Dans La République, Platon, le maître philosophique d’Aristote, affirme que toutes les parties de l’âme doivent être inféodées à la raison. Selon lui, cette faculté nous permet réellement d’apprécier la forme du bien lui-même dans les choses plaisantes. Le secret de la vie bonne résiderait donc dans le contrôle total de la raison et dans la suppression de toutes les autres parties de l’âme. Aristote partage cette idée que la raison devrait être maîtresse de l’âme mais ne va pas aussi loin que Platon. Contrairement à son prédécesseur, l’auteur de L’éthique à Nicomaque ne croit pas qu’il soit possible – ni souhaitable – que l’être humain s’affranchisse de sa nature sensible non rationnelle. Sans elle, pense-t-il, nous n’aurions pas les émotions nécessaires pour consoler nos proches, lutter avec vigueur contre les injustices et rire incontrôlablement avec nos amis autour d’un bon repas. Le plaisir, partie essentielle de la vie sensible, est utile à la réalisation de la vertu car il peut nous y pousser, mais sans la supervision de la raison pratique, elle peut aussi nous pousser vers le vice. Comment alors distinguer entre les plaisirs vertueux et les plaisirs vicieux? Le philosophe propose une réponse simple: l’équilibre.

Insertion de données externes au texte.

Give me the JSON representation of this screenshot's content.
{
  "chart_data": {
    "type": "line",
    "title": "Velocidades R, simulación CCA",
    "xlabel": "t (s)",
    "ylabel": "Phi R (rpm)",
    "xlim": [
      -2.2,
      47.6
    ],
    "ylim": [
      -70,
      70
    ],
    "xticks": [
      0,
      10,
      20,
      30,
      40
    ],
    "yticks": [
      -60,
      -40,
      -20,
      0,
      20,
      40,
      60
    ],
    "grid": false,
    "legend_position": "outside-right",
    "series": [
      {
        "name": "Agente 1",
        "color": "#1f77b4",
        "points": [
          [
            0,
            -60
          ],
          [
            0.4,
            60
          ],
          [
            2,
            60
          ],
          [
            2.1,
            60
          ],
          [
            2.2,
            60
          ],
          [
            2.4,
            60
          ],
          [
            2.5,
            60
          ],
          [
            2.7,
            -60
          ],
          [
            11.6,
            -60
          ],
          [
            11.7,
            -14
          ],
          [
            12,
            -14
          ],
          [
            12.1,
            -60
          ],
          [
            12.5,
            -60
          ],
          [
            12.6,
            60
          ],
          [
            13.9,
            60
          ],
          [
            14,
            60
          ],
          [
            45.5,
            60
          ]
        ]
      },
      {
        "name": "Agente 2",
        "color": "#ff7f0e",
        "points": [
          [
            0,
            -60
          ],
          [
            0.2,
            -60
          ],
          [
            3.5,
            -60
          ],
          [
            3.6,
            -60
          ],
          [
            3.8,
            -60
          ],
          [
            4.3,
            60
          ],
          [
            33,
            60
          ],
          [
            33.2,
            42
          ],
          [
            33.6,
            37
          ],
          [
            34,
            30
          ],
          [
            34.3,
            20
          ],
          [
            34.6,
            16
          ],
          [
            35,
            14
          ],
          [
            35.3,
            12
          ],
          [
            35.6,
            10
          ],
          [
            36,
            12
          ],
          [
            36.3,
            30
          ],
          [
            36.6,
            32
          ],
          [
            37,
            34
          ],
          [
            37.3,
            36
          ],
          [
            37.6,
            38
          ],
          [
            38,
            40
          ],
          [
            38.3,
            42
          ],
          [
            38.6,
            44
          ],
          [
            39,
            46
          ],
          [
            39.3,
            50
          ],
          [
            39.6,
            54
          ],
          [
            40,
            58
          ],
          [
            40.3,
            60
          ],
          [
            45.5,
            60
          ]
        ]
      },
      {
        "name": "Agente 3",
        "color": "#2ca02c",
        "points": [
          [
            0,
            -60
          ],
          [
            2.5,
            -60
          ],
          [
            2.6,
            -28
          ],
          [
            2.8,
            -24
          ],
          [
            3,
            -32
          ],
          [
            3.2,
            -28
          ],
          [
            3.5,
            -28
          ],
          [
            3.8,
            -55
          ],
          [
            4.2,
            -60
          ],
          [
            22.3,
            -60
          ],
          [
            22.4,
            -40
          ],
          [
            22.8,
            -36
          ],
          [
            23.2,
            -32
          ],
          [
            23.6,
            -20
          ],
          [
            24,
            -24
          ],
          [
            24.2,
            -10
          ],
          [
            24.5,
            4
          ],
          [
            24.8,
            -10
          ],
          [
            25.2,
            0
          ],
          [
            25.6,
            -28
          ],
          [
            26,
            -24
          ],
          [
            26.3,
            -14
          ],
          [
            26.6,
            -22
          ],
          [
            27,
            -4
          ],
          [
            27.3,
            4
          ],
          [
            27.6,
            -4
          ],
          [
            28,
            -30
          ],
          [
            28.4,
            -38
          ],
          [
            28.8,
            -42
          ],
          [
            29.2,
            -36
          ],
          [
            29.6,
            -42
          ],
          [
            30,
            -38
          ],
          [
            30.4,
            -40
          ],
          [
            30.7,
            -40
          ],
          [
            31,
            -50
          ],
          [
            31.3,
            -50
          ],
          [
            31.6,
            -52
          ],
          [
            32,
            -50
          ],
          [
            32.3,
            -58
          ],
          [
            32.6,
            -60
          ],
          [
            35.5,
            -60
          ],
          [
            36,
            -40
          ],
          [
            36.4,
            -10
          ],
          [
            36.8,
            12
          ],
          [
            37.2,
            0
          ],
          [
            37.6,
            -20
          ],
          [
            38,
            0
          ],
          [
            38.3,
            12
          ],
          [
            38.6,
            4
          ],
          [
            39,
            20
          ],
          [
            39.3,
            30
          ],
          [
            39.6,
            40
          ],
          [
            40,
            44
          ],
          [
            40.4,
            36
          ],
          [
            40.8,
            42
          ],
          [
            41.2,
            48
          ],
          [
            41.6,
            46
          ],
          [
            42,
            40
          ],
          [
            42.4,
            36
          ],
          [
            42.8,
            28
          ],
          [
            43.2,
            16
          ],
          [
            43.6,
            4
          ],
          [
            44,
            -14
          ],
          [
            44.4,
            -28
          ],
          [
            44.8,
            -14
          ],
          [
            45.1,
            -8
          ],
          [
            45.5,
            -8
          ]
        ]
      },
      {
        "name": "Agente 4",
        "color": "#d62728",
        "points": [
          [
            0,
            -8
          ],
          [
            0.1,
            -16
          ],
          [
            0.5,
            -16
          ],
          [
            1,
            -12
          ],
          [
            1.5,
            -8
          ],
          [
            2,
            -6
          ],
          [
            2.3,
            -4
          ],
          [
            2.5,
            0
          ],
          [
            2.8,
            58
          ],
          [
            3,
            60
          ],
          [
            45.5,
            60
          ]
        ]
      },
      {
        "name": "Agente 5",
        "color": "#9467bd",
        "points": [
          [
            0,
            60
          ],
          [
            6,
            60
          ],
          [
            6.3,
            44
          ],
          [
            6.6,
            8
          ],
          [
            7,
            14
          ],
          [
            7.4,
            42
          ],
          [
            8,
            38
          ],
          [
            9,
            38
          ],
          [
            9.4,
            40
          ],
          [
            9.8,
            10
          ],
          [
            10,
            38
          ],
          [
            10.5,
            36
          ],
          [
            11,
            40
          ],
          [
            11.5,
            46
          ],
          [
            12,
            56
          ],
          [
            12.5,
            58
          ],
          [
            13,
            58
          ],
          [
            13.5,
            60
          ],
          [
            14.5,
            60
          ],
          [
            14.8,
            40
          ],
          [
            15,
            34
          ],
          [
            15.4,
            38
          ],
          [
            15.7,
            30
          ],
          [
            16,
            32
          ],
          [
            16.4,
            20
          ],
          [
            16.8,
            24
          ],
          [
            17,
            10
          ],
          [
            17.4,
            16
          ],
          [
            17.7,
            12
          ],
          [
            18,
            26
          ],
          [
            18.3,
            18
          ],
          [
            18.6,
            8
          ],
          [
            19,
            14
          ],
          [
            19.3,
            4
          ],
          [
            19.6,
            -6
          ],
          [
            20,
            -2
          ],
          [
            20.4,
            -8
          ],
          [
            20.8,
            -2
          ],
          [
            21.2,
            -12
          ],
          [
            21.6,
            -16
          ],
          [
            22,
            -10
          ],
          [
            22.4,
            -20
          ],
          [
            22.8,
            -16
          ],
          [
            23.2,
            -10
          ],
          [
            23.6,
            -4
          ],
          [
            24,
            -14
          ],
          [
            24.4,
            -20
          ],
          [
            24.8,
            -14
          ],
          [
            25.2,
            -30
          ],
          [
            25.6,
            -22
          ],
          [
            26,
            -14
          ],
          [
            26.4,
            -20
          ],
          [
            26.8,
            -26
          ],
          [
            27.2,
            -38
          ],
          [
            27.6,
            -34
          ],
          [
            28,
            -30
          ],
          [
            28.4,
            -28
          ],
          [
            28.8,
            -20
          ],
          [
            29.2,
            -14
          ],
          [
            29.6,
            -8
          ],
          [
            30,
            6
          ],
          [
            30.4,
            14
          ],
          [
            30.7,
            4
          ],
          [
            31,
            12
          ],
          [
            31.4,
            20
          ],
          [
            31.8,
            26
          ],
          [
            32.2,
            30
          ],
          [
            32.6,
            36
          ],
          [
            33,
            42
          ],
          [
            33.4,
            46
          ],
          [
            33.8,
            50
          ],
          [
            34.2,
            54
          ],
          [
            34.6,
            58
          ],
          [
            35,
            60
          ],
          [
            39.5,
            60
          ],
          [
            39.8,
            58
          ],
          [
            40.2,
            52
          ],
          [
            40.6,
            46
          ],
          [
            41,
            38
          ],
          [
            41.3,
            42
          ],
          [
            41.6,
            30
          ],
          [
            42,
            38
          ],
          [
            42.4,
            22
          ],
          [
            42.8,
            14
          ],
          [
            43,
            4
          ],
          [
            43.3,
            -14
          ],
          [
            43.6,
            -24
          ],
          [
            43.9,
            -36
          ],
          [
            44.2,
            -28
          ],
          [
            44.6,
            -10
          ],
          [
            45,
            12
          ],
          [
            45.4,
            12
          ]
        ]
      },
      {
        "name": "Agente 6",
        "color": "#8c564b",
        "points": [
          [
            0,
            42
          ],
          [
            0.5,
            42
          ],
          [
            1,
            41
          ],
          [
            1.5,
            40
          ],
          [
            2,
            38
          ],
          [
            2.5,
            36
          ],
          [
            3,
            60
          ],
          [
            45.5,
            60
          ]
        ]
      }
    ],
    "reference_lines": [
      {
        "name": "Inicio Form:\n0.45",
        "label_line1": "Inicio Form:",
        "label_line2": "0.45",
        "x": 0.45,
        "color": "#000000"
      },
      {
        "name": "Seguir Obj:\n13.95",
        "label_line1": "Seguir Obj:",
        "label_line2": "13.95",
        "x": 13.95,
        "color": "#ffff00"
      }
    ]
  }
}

La modération a bien meilleur goût

«La vertu est donc un équilibre, dans la mesure où elle vise ce qui est intermédiaire.» Cet intermédiaire dont parle Aristote indique l’existence d’extrêmes (la déficience et l’excès) où résident les vices. Prenons comme exemple la bravoure. Bien qu’elle soit définie principalement dans un cadre militaire, on peut aussi assimiler le comportement de l’étudiant qui s’inscrit à un cours difficile, mais réalisable, à cette vertu. La condition déficiente de la bravoure serait la couardise: l’étudiant se laisse dominer par sa peur et se contente de cours faciles par crainte d’échouer. À l’inverse, la condition excessive de la bravoure serait la témérité: l’étudiant s’inscrit à un cours auquel il est insuffisamment préparé et se voue à l’échec. Puisque la bravoure est l’état d’une âme qui agit bravement, l’on conclut aussi que la vertu aristotélicienne n’est pleinement réalisée qu’à travers les actes.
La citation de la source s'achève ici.